Chega a casa.
Abre a porta e antevê o silêncio a escuridão
de uma casa vazia de gente, vazia de vida. Percorre o comprido corredor
passando por divisões que há algum tempo estão vazias mas que outrora estiveram
cheias de barulho, de sonhos, de desilusões.
Pára à porta daquele que foi
o seu quarto desde sempre. Sorri, embora triste. As alterações que aquele
espaço sofreu ao longo da sua vida e que continua a sofrer. Agora encontra-se
quase dotado ao abandono, mas é bom voltar a encontrar-se dentro dele. È
aconchegante, reconfortante…
Os objectos parecem
sorrir-lhe de entre as cores quentes que predominam. Descobriu-se apaixonada
pelo Oriente e por isso as cores, os motivos, tecidos e objectos orientais
predominam. Até os aromas que ficam das velas, que agora raramente acende, a
transportam para outros mundos que não conhece, mas que recorda como se já lá
estivesse estado ou vivido.
A antecipação é a mais pura
forma de prazer e por isso pousa tudo, acende uma vela e deixa cair o corpo
ocidentalmente exausto num almofadão confortável cuja localização a deixa ver,
a partir da janela, a noite que cai lá fora, a serra que se impõe, mesmo
longínqua e à noite.
Deixa-se envolver pela
sensualidade do espaço.
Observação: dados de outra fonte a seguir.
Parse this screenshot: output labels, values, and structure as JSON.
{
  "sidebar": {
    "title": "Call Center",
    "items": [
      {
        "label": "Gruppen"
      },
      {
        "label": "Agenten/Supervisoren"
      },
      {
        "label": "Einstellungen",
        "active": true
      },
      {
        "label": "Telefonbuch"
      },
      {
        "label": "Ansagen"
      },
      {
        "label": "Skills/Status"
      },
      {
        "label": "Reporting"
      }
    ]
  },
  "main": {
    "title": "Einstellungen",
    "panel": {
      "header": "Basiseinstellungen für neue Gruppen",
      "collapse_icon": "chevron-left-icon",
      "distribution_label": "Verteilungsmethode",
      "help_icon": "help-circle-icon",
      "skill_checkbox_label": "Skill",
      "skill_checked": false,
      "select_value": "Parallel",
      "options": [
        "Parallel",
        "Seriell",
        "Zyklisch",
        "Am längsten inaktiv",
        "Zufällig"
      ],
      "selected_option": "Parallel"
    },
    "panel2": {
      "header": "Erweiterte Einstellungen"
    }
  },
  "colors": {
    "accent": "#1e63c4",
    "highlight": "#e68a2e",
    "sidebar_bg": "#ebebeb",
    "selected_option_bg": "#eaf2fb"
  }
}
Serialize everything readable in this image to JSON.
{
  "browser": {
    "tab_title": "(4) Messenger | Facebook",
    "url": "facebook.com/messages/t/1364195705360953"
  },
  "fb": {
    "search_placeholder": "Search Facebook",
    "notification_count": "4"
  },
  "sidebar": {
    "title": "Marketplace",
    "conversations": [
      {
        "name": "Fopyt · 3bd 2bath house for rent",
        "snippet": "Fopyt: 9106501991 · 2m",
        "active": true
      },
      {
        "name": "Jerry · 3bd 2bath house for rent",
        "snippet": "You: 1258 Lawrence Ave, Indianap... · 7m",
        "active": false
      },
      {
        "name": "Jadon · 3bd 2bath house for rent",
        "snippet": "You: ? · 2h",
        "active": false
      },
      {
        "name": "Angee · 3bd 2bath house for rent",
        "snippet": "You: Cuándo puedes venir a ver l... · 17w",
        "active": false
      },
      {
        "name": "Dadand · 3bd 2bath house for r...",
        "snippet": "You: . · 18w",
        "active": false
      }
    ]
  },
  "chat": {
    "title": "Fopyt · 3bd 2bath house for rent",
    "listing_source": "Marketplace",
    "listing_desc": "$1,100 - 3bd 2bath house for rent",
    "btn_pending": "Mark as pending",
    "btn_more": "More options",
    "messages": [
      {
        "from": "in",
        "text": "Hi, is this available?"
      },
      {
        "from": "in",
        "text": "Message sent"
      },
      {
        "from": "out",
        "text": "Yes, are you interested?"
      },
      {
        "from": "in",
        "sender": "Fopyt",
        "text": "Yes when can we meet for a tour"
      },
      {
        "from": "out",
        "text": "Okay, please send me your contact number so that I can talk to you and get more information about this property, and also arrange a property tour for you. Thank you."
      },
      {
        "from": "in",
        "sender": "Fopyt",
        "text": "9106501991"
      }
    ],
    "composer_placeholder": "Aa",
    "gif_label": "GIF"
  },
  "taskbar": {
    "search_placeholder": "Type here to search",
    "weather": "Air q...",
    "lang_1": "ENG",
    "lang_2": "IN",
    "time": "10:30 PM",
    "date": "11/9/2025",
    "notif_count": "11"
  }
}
Não quer estar triste, não quer sentir-se sozinha.
Olha o corpo que a roupa
ainda fresca não tapa e a pele brilha de um bronzeado que começa a desaparecer
mas que lhe recorda momentos em que a loucura não lhe permitia sentir-se tão sozinha, tão cansada do mundo…
È uma pele jovem, bem
cuidada, brilhante, macia que reclama a atenção que deveria receber…
O silêncio, a escuridão, a
chama da vela que arde logo ali, a ausência de gente, o aroma, o afrodisíaco
aroma oriental…
Deixa-se levar por mãos de
alguém que não conhece e que já não tem a certeza de vir a conhecer…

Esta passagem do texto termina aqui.